Il fato volle che quella fosse una delle notti più limpide dell'anno, dove la luna era tonda e brillante, in tutta la sua magnificenza illuminava il davanzale della finestra, oltre il tavolino.
Così, come ogni notte, mi lanciai sullo scomparto più basso lì dove la piccola bambina custodiva i suoi libri.

Impegnata nell'ardua impresa di scendere da ogni scomparto, non mi accorsi che il mio vestito turchese si era rovinato, strappandosi di lato. Quando me ne accorsi, lasciai andare un sussulto. Certo, non era molto grave, ma era abbastanza evidente da far insospettire la padroncina!
Che disastro, che disastro! Adesso si che avevo un motivo per fuggire, o sarei finita in mille pezzi.

Con il cuore in gola, scesci quei pochi scomparti che mi mancavano e mi lasciai cadere su un morbido cuscino lanciato sul pavimento.

Percorsi il più silenziosa possibile quel largo tratto di pavimento, dove un cimitero di giocattoli senza vita si espandeva. Erano raccapriccianti e mi fissavano con sguardo vuoto. Io ero diversa da loro, avevo ricevuto dal buon Signore il dono della ragione, io e i miei compagni. Purtroppo loro sono dovuti scappare perché scoperti, alcuni li ho visti cadere in mille pezzi con i miei stessi occhi.
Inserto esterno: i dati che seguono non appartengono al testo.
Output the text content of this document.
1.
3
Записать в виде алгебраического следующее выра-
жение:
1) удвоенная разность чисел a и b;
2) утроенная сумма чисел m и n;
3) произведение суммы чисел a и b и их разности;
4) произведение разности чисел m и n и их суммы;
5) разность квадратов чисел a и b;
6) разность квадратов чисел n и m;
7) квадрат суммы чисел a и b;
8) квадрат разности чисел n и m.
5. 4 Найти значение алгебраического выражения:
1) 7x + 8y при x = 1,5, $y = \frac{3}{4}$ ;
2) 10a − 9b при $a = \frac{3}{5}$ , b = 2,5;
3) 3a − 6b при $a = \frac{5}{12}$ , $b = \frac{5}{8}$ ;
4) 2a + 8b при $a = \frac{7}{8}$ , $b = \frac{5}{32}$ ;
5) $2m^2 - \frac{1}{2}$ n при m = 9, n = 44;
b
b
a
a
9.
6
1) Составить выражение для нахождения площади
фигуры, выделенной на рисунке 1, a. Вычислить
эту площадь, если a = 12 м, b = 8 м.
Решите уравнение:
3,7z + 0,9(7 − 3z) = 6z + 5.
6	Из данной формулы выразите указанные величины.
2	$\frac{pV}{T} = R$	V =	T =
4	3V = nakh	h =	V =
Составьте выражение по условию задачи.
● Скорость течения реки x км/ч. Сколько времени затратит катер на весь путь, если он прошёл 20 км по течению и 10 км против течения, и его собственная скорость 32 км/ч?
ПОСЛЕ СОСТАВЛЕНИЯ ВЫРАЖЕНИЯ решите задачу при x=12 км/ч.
Ho ancora quell' immagine stampata nella mente.
Quando raggiunsi il tavolino, mi issai sopra, aiutandomi con alcuni cubi.

Era sbagliato quello che facevo, me lo ripeteva sempre uno dei miei compagni. Diceva che esseri come noi dovevano vivere nell'ombra, e lo giuro ci avevo provato! Ma niente... noi siamo essere pieni di vita, di energia, come potevo rifiutare la luminosità del mondo?

Quando finalmente raggiunsi il bordo del tavolino, ad una quindicina di centimetri di distanza dal davanzale, il chiarore della luna mi illuminò il pallido viso. Era una luce fresca che sapeva di libertà.
Il bordo della finestra era come ogni estate un po' alzato, e l'aria serale mi accarezzava invitandomi ad uscire.

Non riuscivo a crederci, stavo per andarmene, addio vita di polvere, addio sguardi tristi e malinconiche giornate, addio cuore spezzato, addio piccola bambina. Me ne stavo per andare!

Saltai quei pochi centimetri che mi separavano dal mondo, e volai via.
L'aria mi sterzava il viso, e gli uccelli gioivano con me. La finestra, oltre il tavolino, non esisteva più. La credenza piena di libri, non esisteva più. Ora ero io e il mondo!

Avrei avuto mille avventure e viaggi indimenticabili, conoscendo tante persone e magari ritrovando i miei compagni e tutti insieme... No. No, non fu così.
L'asfalto sotto di me, vestiva i miei cocci. E l'ultima cosa che vidi fu solo la luna che complice del mio misfatto, mi sorrideva fredda.